Cancer missed as junior doctors left to read x-rays

A review into radiology services across the NHS in England has been launched after it emerged more than 20,000 x-rays at one hospital were not properly examined.

Inspectors at the Care Quality Commission have acted after it emerged junior doctors were left to interpret chest x-rays, including those for suspected cancer, at Queen Alexandria Hospital in Portsmouth.

As part of the national review, NHS bodies across the country have been ordered to provide the commission with information on their backlogs, turnaround times, staffing and arrangements for the routine reporting of images.

Inspectors discovered three “serious incidents” at Queen Alexandria after a member of the public raised concerns, including two where lung cancer had possibly spread because inexperienced doctors were left to look at scans.

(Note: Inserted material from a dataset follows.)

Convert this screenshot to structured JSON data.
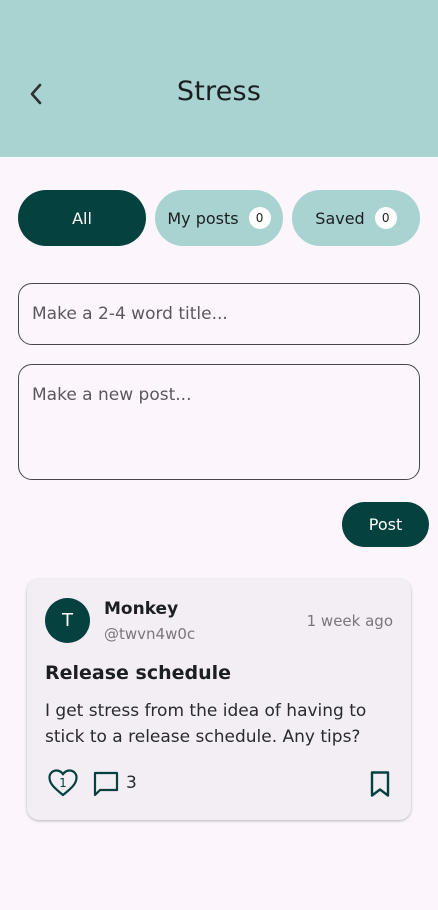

In both cases, the patients attended as emergency cases and were sent for a chest x-ray, but neither of them got a full radiology report, according to the CQC.

In the first case, a junior doctor looked at the x-ray and said “no abnormality was detected”. But a year later, when the patient was referred by their GP for another examination, a radiologist found lung cancer.

The expert said the “abnormality” was evident in the first x-ray and should have been spotted then.

The second case was very similar, the CQC said, while the third case is still under investigation.

Inspectors said: “The delay in diagnosis caused significant harm to both patients.”

A general view of the Queen Alexandra Hospital in Portsmouth, Hampshire

Image: Queen Alexandria Hospital says it takes the CQC’s findings ‘extremely seriously’

The CQC discovered that, starting in 2007, chest x-ray reports started being delegated to the medics who had requested them amid an “escalating problem with the lack of capacity within radiology”.

By the time the CQC got involved, the only chest x-rays that were reviewed by radiologists were ones asked for by GPs, nurses and physiotherapists, as well as x-rays on children.

Between 1 April 2016 and 31 March 2017, 26,345 chest x-rays and 2,167 abdomen x-rays were not looked at by a radiologist or appropriately trained clinician, the CQC found.

The trust has been told to take immediate action to make sure x-rays are reviewed by an appropriately trained clinician.

CQC’s chief inspector of hospitals Professor Ted Baker said: “When a patient is referred for an x-ray or scan, it is important that the resulting images are examined and reported on by properly trained clinical staff who know what they are looking for – this is a specialist skill.

“During our inspection of Portsmouth Hospitals NHS Trust, however, some junior doctors told us that they had been given responsibility for reviewing chest and abdomen x-rays without appropriate training although they felt that they were not competent or confident to do so.

“We then learned of some cases where signs of lung cancer were missed, with serious consequences for the patients involved. This is clearly unacceptable.”

Mark Cubbon, chief executive of Portsmouth Hospital NHS Trust, said the hospital had apologised to the families of the three patients concerned and takes the CQC’s findings “extremely seriously”.

He said: “It is of deep regret to all of us that we did not deliver the high standards of care everyone should expect from our hospital.”